E o que os royalties do pré-sal representariam para o Nordeste, e para o Ceará?

Eu, sinceramente, não sei, acho que ninguém sabe, a exata monta do que é que tem de petróleo explorável no pré-sal e o preço que o barril de petróleo vai estar. O barril do petróleo já esteve a 140 dólares, e hoje está a 60. Então, tudo isso influencia. Se fizer uma média aí, são bilhões. Hoje, o que é feito de partilha de royalty é algo em torno de R$ 10 bilhões, se não me engano. A gente pode estimar, seguramente, que é algo equivalente. Mais R$ 10 bilhões, ou mais. Dependendo do preço, essa coisa pode ir a 20 bilhões de reais, o que é praticamente todo o montante de recursos que a União tem pra investimentos no orçamento. Se tirar aí as empresas, Petrobras e Eletrobras, do orçamento da União, 20 bilhões é o que ela tem pra investir no Brasil inteiro. Isso significa dobrar a capacidade de investimento. E se você faz isso considerando essas questões das desigualdades regionais, de renda per capita, isso pode significar, fora o fundo, que é dinheiro de outra fonte, e não de royalty, isso pode triplicar. Pode acontecer com isso a verdadeira revolução social no Brasil.

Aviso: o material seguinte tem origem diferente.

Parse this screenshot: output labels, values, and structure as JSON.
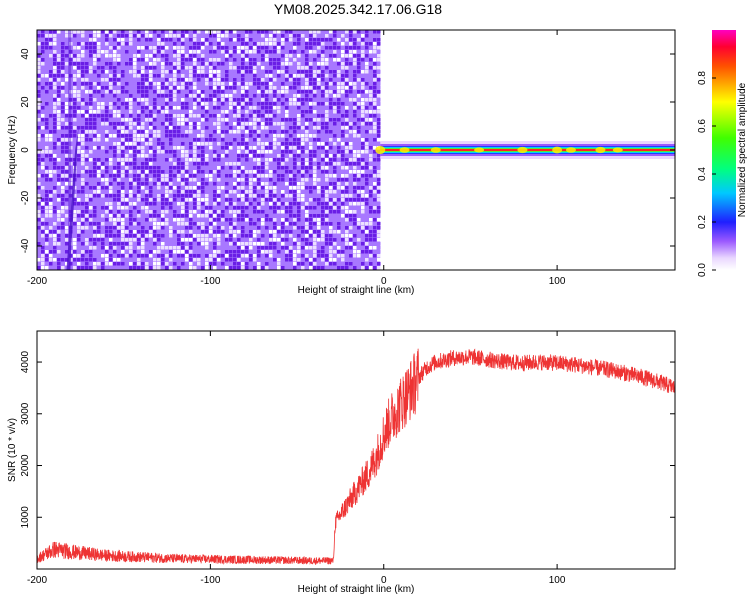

O senhor acredita que até quando a gente pode ter uma resposta de como vai ficar a resolução sobre a partilha?

Isso é um processo. A primeira etapa do processo é tentar na Câmara dos Deputados já aprovar um projeto. Eu defendo a tese de que seria importante que caminhassem todos juntos, já que não partiu do Executivo. Acho que no Senado, diferente das outras matérias, acho até que será uma coisa mais pacífica, porque o Senado é a casa da Federação. E se você tem lá 27 estados, e 24 defendem um modelo e três só defendem outro, vai ser mais fácil. O fato de não ir agora, ninguém deve nunca dar por perdido, acho que tem condição de ganhar, botar 24 governadores pra convencer os deputados, eu acho que consegue. Os partidos não vão ter coragem de fechar a questão, não creio. Mas também não será a única oportunidade. Esperar um novo Congresso, politizar essa discussão nas eleições agora seria uma segunda estratégia. Se você não aprovar esse ano, dificilmente o ano que vem será votada alguma coisa de maior importância no Congresso. Você politiza e leva pro debate eleitoral, botar os candidatos pra se comprometerem. Vamos lá: o que é que o candidato daqui, de Pernambuco, do Maranhão, vai fazer? Vamos ter que fixar posição em relação a isso.